Ein biologisches Paradies ohne chemische Zusätze
Vor ihrem 30. Geburtstag begann Sigrid, sich gezielt mit Permakultur zu beschäftigen, um zu lernen, selbstbeständig zu gärtnern. „Früher ging es mir darum, etwas zu essen. Nun entdecke ich die Schönheit der Blumen“, erklärt sie. „Auf nur 20 Quadratmetern habe ich 100 Kilo Gemüse geerntet.“ Ihre Leidenschaft für Mischkulturen, bei denen Pflanzen sich gegenseitig helfen, wuchs mit jedem Jahr und bald stieß sie auf die Slowflower-Bewegung. Die Idee fand Resonanz bei ihr: ein Netzwerk von Gleichgesinnten, die nachhaltig wirtschaften und auf umweltfreundliche Praktiken setzen.
Sigrid Paravac ist stolz darauf, ein Teil dieser Bewegung zu sein. So ist es nicht verwunderlich, dass sie ihre Fläche für Experimente nutzt. Neben ihrem Blumengarten zeigt sie auch eine Wildblumenwiese und einen Waldgarten. Gemeinsam mit einem Winzer erprobt sie, welche Pflanzen die Wärme der Südlage-Reben ertragen und dabei helfen können, die Gründung des biologisch geführten Gartens weiter zu stärken. „Ich lerne ständig dazu“, versichert sie mit einem strahlenden Lächeln.
Angesichts der industrialisierten Blumenproduktion macht sich Paravac jedoch auch Sorgen. „Fast jeder liebt Blumen, aber nur wenige Menschen denken darüber nach, wo sie herkommen und wie sie produziert werden. 90 Prozent der Schnittblumen stammen heutzutage aus dem Ausland, konserviert mit gefährlichen Pestiziden“, warnt sie. Das Ergebnis?
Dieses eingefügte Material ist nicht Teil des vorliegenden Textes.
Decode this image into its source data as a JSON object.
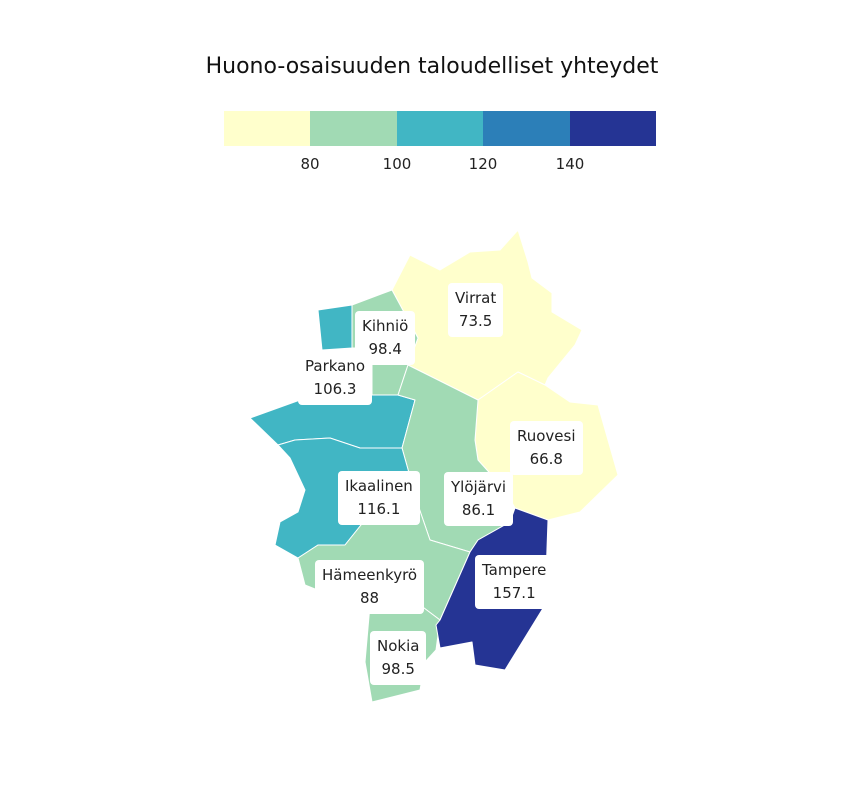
{
  "title": "Huono-osaisuuden taloudelliset yhteydet",
  "legend": {
    "colors": [
      "#ffffcc",
      "#a1dab4",
      "#41b6c4",
      "#2c7fb8",
      "#253494"
    ],
    "ticks": [
      "80",
      "100",
      "120",
      "140"
    ]
  },
  "regions": [
    {
      "name": "Virrat",
      "value": "73.5",
      "color": "#ffffcc"
    },
    {
      "name": "Kihniö",
      "value": "98.4",
      "color": "#a1dab4"
    },
    {
      "name": "Parkano",
      "value": "106.3",
      "color": "#41b6c4"
    },
    {
      "name": "Ruovesi",
      "value": "66.8",
      "color": "#ffffcc"
    },
    {
      "name": "Ikaalinen",
      "value": "116.1",
      "color": "#41b6c4"
    },
    {
      "name": "Ylöjärvi",
      "value": "86.1",
      "color": "#a1dab4"
    },
    {
      "name": "Hämeenkyrö",
      "value": "88",
      "color": "#a1dab4"
    },
    {
      "name": "Tampere",
      "value": "157.1",
      "color": "#253494"
    },
    {
      "name": "Nokia",
      "value": "98.5",
      "color": "#a1dab4"
    }
  ]
}
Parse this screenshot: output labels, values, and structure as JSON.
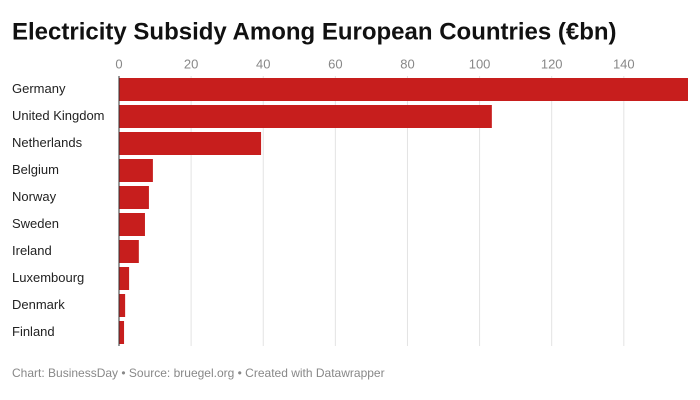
{
  "chart_data": {
    "type": "bar",
    "orientation": "horizontal",
    "title": "Electricity Subsidy Among European Countries (€bn)",
    "categories": [
      "Germany",
      "United Kingdom",
      "Netherlands",
      "Belgium",
      "Norway",
      "Sweden",
      "Ireland",
      "Luxembourg",
      "Denmark",
      "Finland"
    ],
    "values": [
      157.8,
      103.4,
      39.4,
      9.4,
      8.3,
      7.2,
      5.5,
      2.8,
      1.7,
      1.4
    ],
    "color": "#c71e1d",
    "xlim": [
      0,
      157.8
    ],
    "xticks": [
      0,
      20,
      40,
      60,
      80,
      100,
      120,
      140
    ],
    "grid": true,
    "footer": "Chart: BusinessDay • Source: bruegel.org • Created with Datawrapper"
  }
}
Oft sind die Blumen, die durch ihre Haltbarkeit geformt wurden, duftlos und geschmacklos. „Es ist erschreckend, was wir durch die langen Transportwege und die Chemikalien in Kauf nehmen“, sagt sie ernster.
Ihr Ziel ist klar: Sigrid Paravac möchte das Bewusstsein für regional angebaute Blumen schärfen und die Menschen dazu anregen, bewusster zu konsumieren. „Niemand sollte auf Blumen verzichten müssen. Ich wünsche mir, dass mehr Menschen die Schönheit unserer Region schätzen und regional angebaute Blumen kaufen“, äußert sie. Einige Floristen haben bereits ihr Interesse signalisiert und finden hier eine reiche Vielfalt an kreativen Möglichkeiten. Auch Privatpersonen können ihre Wunschblumen ernten und so an der Schönheit des Gartens teilhaben.
„Rupfen, was das Zeug hält“, so beschreibt sie ihre Philosophie des Erntens, die von einer tiefen Verbundenheit mit der Natur zeugt. „Kunden sind bei mir keine Schnäppchenjäger, sondern Menschen, die Blumen als Lebewesen schätzen und erleben wollen“, fügt sie abschließend hinzu und schenkt ihrem Garten einen liebevollen Blick, während die Farben in der Nachmittagssonne verblassen.